Old school manufacturing
I talked last time about how we've been using 3D printing to help us move quickly on development and prototyping of our razor. Doing anything well depends on using the right tool for the job. When it comes to making our final product in large numbers we have chosen a much more traditional technique.
Precision die casting
Our production razors will be die cast in zinc. This is a process that hasn't changed significantly for many years. In principle it's a straightforward process that involves melting down zinc and forcing it into moulds to produce our razor handle. Of course in practice it's complicated because you have to design the flow paths, make sure the metal flows properly into all the parts of the mould and that the temperatures are controlled precisely enough to allow that to happen.
In terms of the finished product, what this gives us is a strong, well-balanced metal handle to which we can fit the small mechanism which connects to replaceable razor heads. This simple construction, with a one-piece solid handle, is key to the integrity of our design.
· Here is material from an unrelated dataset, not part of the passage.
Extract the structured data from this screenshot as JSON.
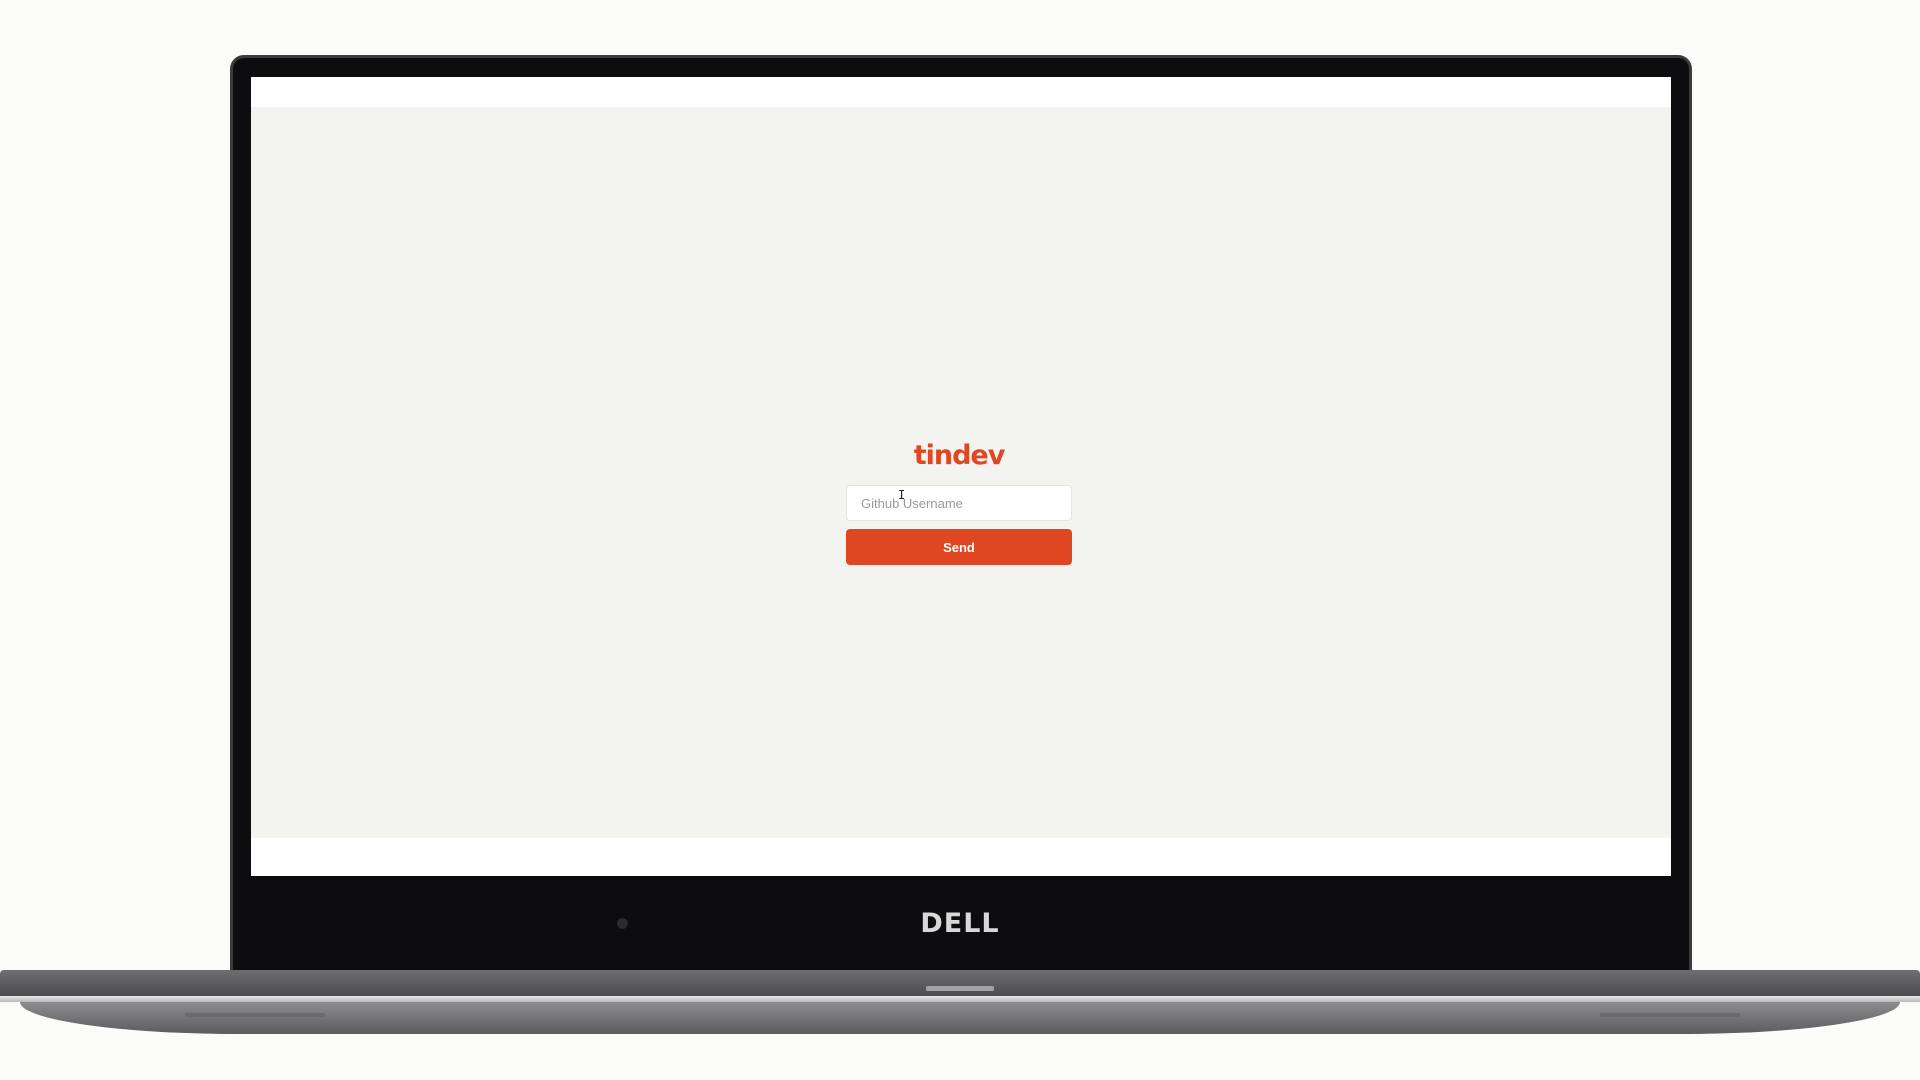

So zinc gives a finished product with the attributes we require. It also has other advantages. When compared with casting aluminium, for example, it has a lower melting temperature which means the tools are stressed less and therefore last longer. A great benefit of casting in general is that the process produces no material waste. Any scrapped or leftover metal is simply put back in the furnace to be melted down and reused.
Made in England
We have been working closely with our supplier for the die cast parts. Being able to visit the factory and get to know the people working there is great. Their expertise and help has really helped our development process so far and as we move things forward it's comforting to know that we can take on any potential project challenges together.
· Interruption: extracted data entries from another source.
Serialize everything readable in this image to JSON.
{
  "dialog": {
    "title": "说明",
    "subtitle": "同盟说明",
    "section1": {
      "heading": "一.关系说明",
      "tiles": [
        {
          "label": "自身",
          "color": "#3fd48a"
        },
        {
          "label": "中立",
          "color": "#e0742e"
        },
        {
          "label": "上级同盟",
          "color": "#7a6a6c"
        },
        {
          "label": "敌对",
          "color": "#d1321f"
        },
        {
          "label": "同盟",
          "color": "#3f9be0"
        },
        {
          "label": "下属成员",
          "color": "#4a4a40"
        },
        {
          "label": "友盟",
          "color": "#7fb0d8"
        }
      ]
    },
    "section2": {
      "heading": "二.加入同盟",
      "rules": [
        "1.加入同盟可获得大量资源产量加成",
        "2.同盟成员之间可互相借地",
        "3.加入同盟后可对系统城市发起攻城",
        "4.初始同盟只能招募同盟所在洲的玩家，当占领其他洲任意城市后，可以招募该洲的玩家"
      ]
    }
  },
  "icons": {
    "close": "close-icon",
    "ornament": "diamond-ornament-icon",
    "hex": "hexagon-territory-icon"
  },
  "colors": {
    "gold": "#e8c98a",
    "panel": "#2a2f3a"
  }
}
It also feels good to be close to the industrious heritage of Britain. The die casters we're working with are based in a part of the English Midlands known as the Black Country. This was an area which played a significant part during the industrial revolution and has an illustrious history. Incidentally, the factory is just up the road from the first automatic traffic lights in Britain.
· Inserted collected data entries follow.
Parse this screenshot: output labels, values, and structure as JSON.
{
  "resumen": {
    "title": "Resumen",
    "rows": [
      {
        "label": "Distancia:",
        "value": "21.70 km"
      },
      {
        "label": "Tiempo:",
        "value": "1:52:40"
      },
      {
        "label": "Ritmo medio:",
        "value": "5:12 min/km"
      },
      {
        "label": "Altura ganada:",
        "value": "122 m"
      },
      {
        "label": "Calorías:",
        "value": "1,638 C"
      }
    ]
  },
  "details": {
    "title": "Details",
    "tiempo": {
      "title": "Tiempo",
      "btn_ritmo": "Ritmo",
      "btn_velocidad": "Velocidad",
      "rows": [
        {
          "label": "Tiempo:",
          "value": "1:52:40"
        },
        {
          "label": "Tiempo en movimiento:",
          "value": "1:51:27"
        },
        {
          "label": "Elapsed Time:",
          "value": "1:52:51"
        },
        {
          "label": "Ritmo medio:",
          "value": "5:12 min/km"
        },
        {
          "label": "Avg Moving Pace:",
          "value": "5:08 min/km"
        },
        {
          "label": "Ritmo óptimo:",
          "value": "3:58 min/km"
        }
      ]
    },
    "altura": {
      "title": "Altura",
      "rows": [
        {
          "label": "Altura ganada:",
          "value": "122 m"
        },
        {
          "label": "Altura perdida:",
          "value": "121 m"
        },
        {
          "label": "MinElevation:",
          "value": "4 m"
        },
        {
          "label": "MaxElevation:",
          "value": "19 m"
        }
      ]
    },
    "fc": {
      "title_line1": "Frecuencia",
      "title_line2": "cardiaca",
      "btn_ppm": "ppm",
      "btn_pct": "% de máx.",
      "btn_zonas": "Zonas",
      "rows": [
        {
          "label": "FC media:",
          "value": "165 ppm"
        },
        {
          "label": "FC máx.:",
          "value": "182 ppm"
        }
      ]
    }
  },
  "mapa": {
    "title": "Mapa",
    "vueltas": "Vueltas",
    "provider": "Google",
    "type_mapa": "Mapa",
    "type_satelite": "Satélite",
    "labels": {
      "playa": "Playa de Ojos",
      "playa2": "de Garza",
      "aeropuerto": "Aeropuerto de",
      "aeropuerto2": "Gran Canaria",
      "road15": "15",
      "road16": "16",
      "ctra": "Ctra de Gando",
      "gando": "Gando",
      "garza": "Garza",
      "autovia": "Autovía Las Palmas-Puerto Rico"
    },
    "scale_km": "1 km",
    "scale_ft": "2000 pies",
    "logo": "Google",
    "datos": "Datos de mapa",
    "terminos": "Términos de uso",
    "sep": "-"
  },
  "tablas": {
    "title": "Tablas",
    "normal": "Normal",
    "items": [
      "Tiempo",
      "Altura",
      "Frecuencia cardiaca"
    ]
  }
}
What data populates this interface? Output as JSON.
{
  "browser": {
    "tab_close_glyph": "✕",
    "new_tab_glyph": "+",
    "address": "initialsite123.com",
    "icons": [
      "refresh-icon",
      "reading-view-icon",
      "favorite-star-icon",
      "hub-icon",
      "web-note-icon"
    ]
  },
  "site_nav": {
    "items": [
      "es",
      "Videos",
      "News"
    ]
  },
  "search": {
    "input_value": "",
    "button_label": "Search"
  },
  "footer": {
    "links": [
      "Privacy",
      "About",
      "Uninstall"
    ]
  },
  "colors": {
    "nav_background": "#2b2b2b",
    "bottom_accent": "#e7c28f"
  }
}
Die casting is a relatively high-volume production process. The tooling into which the molten metal is pushed is machined from steel and will be reused many times. This means that, compared with something like 3D printing, the upfront costs are higher, but ongoing unit costs are lower.
We strongly believe that good design needn't be prohibitively expensive. This is why we are choosing this method of manufacturing for the Ockham Razor and why we need to raise initial funding to pay for the mould tools. With support from crowdfunding we can ensure that the final cost of the product makes the Ockham Razor accessible to everyone.
At every stage of the development process we have done our best to choose the most appropriate tools for the job. 3D printing and die casting are just means towards the end. And that end, we hope, is a beautiful razor that you will cherish.